Обратно они шагали в соучаственном молчании, слушая пение птиц и шуршание ветра этой переменчивой погоды в кронах деревьев и по воде... За ужином они некоторое время прочёсывали "Мелюзину" в поисках ещё каких-нибудь йоркширских слов. Потом Роланд вдруг сказал:

- На туристской карте есть место под названием Лукавое Логово. Звучит презанятно. Я подумал, может, нам завтра взять на денёк отгул от них, выбраться из их сюжета - и приискать что-нибудь себе для души? Ни у Собрайла, ни в "Письмах Р. Г. Падуба" Лукавое Логово не упоминается - и слава Богу, - а то опять увязнешь в разных ассоциациях...

- А что, это мысль! Кажется, совсем распогодилось. Чувствуете, как тепло?

- Куда именно отправиться, не столь важно. Лишь бы найти что-то интересное само по себе, без всяких скрытых смыслов и подоплёк. Что-нибудь новое.

Найти что-то новое, решили они. День как нельзя более располагал к этому: стояла изумительная погода, золотою солнечной улыбкой улыбалась небесная лазурь, создавая настроение почти детского радостного ожидания чуда; в такие дни память удивительным образом укорачивается до удобных размеров дня нынешнего, мол, вот оно всё какое, а значит, таким и было, а значит, таким и будет. Подходящий денёк для похода по новым местам.

С собой они прихватили простой запас еды: мягкий чёрный хлеб, белый венслидейлский сыр, пучок малиновых редисок, жёлтое сливочное масло, шарлаховые помидоры, круглые сочно-зелёные яблоки сорта "бабушка Смит", и бутылку французской минеральной воды. Книжек не взяли.

Лукавое Логово - укромное место на морском берегу под сенью утёсов; здесь стремится к морю по песчаному ложу ручей - от старой мельницы, перестроенной в молодёжное общежитие. Роланд и Мод спускались к Лукавому Логову по дорожкам, утопавшим в цветах: с обеих сторон из высоких живых изгородей на них глядели бесчисленные цветки собачьей розы, большей частью ярко-розовые, порою белые, с золотистой серединкой в ярко-жёлтой пыльце; шиповник хитроумно и густо переплёлся с пышной жимолостью, чьи кремовые цветки пробирались ловко среди розового и золотого. Ни Мод, ни Роланду прежде не доводилось на столь малом пространстве видеть такое непостижимое множество диких цветов, вдыхать столь густой их аромат. В тёплом воздухе запах цветов набегал порывами и, казалось, замирал над головою душистым, почти ощутимым пологом. Наши путешественники ожидали встретить ну один, ну два цветка, случайно доживших, уцелевших из тех сказочных кущ, которые видел некогда Шекспир и которые запечатлел на полотнах Моррис. Но здесь царило настоящее цветочное изобилие; всё жило, росло; игрою красок и ароматов наполнено всё вокруг...

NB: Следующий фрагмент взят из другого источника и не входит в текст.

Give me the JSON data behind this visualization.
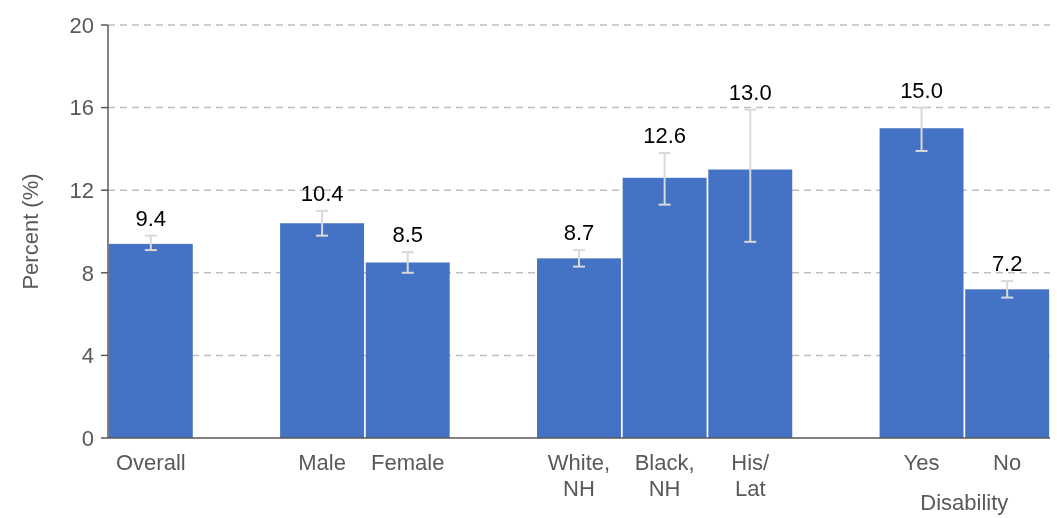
{
  "chart_data": {
    "type": "bar",
    "ylabel": "Percent (%)",
    "categories": [
      "Overall",
      null,
      "Male",
      "Female",
      null,
      "White,\nNH",
      "Black,\nNH",
      "His/\nLat",
      null,
      "Yes",
      "No"
    ],
    "values": [
      9.4,
      null,
      10.4,
      8.5,
      null,
      8.7,
      12.6,
      13.0,
      null,
      15.0,
      7.2
    ],
    "errors": [
      [
        9.1,
        9.8
      ],
      null,
      [
        9.8,
        11.0
      ],
      [
        8.0,
        9.0
      ],
      null,
      [
        8.3,
        9.1
      ],
      [
        11.3,
        13.8
      ],
      [
        9.5,
        15.9
      ],
      null,
      [
        13.9,
        16.0
      ],
      [
        6.8,
        7.6
      ]
    ],
    "color": "#4472c4",
    "value_labels": [
      "9.4",
      null,
      "10.4",
      "8.5",
      null,
      "8.7",
      "12.6",
      "13.0",
      null,
      "15.0",
      "7.2"
    ],
    "ylim": [
      0,
      20
    ],
    "yticks": [
      0,
      4,
      8,
      12,
      16,
      20
    ],
    "grid": "y",
    "annotations": [
      "Disability"
    ]
  }
}
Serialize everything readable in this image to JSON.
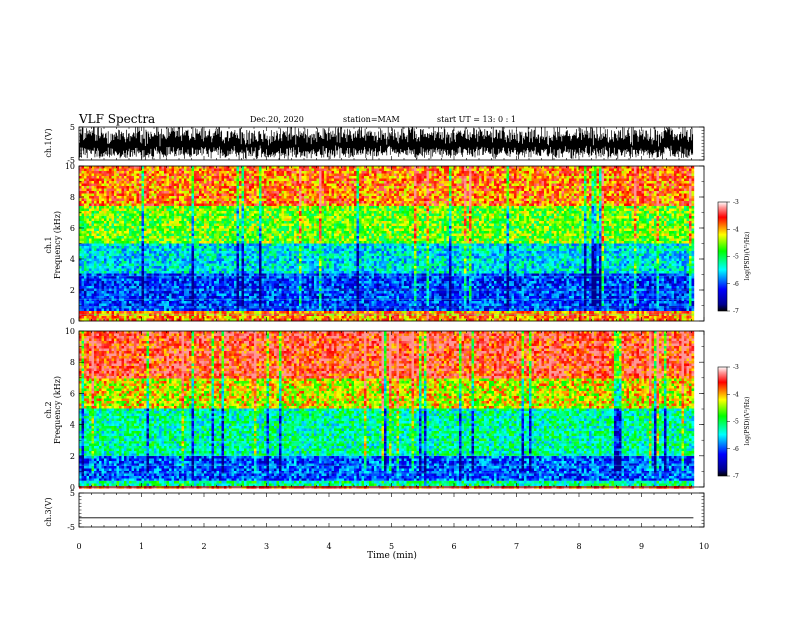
{
  "header": {
    "title": "VLF Spectra",
    "date": "Dec.20, 2020",
    "station": "station=MAM",
    "start": "start  UT =   13: 0  : 1"
  },
  "chart_data": [
    {
      "type": "line",
      "panel": "ch1-waveform",
      "ylabel": "ch.1(V)",
      "ylim": [
        -5,
        5
      ],
      "yticks": [
        "5",
        "-5"
      ],
      "xlim": [
        0,
        10
      ],
      "description_of_data": "dense waveform (spikes between about -5 and 5 V)"
    },
    {
      "type": "heatmap",
      "panel": "ch1-spectrogram",
      "ylabel_top": "ch.1",
      "ylabel": "Frequency (kHz)",
      "ylim": [
        0,
        10
      ],
      "yticks": [
        "0",
        "2",
        "4",
        "6",
        "8",
        "10"
      ],
      "xlim": [
        0,
        10
      ],
      "data_end_min": 9.83,
      "colorbar": {
        "label": "log(PSD)(V²/Hz)",
        "ticks": [
          "-3",
          "-4",
          "-5",
          "-6",
          "-7"
        ],
        "range": [
          -7,
          -3
        ]
      },
      "layers": [
        {
          "from_kHz": 0,
          "to_kHz": 0.6,
          "level": -3.8
        },
        {
          "from_kHz": 0.6,
          "to_kHz": 3,
          "level": -6.3
        },
        {
          "from_kHz": 3,
          "to_kHz": 5,
          "level": -5.6
        },
        {
          "from_kHz": 5,
          "to_kHz": 7.5,
          "level": -4.6
        },
        {
          "from_kHz": 7.5,
          "to_kHz": 10,
          "level": -3.7
        }
      ]
    },
    {
      "type": "heatmap",
      "panel": "ch2-spectrogram",
      "ylabel_top": "ch.2",
      "ylabel": "Frequency (kHz)",
      "ylim": [
        0,
        10
      ],
      "yticks": [
        "0",
        "2",
        "4",
        "6",
        "8",
        "10"
      ],
      "xlim": [
        0,
        10
      ],
      "data_end_min": 9.83,
      "colorbar": {
        "label": "log(PSD)(V²/Hz)",
        "ticks": [
          "-3",
          "-4",
          "-5",
          "-6",
          "-7"
        ],
        "range": [
          -7,
          -3
        ]
      },
      "layers": [
        {
          "from_kHz": 0,
          "to_kHz": 0.4,
          "level": -5.2
        },
        {
          "from_kHz": 0.4,
          "to_kHz": 2,
          "level": -6.2
        },
        {
          "from_kHz": 2,
          "to_kHz": 5,
          "level": -5.3
        },
        {
          "from_kHz": 5,
          "to_kHz": 7,
          "level": -4.2
        },
        {
          "from_kHz": 7,
          "to_kHz": 10,
          "level": -3.4
        }
      ]
    },
    {
      "type": "line",
      "panel": "ch3-waveform",
      "ylabel": "ch.3(V)",
      "ylim": [
        -5,
        5
      ],
      "yticks": [
        "5",
        "-5"
      ],
      "xlim": [
        0,
        10
      ],
      "values": [
        -2.3,
        -2.3
      ],
      "x": [
        0,
        9.83
      ]
    }
  ],
  "xaxis": {
    "label": "Time  (min)",
    "ticks": [
      "0",
      "1",
      "2",
      "3",
      "4",
      "5",
      "6",
      "7",
      "8",
      "9",
      "10"
    ],
    "range": [
      0,
      10
    ]
  }
}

Под боком утёсов - даже не пляж, а полоска песка. От неё сходят к морю влажные каменные уступы, где во впадинах стоит, оставленная приливом, вода. Эти уступы дарят глазу скопления необычайно ярких тонов: камень розов, песок под прозрачной мелкой водою - серебрист, мшистые водоросли - неистово зелены, другие водоросли, кустистые, протягивают свои розоватые, похожие на пальцы стебли среди оливковых и жёлтых зарослей фукуса. Сами утёсы серые и шелушистые. Роланд и Мод заметили, что плоские камни у подножия имеют многочисленные перистые и трубчатые отпечатки ископаемых раковин, похожие на гравюры. "Не наносите повреждений утёсам. Сбережём для детей и потомков наше природное достояние!" - гласила табличка. Аммониты и белемниты можно было купить в любой сувенирной лавчонке в Уитби. Заготовка их тем не менее продолжалась: молодой человек с мешком за спиной усердно постукивал молотком по каменной стене, которая вся была в причудливых спиралевидных узорах аммонитов. Лукавое Логово интересно ещё и тем, что здесь в великом множестве, чуть ли не друг на друге, лежат округлые голыши, - так и кажется, будто какие-то великаны наметали их сюда из катапульты, или здесь прошёл метеоритный дождь. Голыши - разного калибра и цвета: блестяще-чёрные как антрацит, иззелена-жёлтые как сера, зеленовато-восковые, похожие оттенком на прозеленённый картофель, песочно-белёсые, иные с прожилкой розоватого кварца. Мод и Роланд прошлись всматриваясь в эти камни, то и дело восклицая: "Вы только посмотрите, какой! А вон тот! А этот!" На краткое мгновение они извлекали зреньем один камень из россыпи остальных, потом отпускали, и он падал обратно в пёстрый хаос красок, и вынималась новая диковина...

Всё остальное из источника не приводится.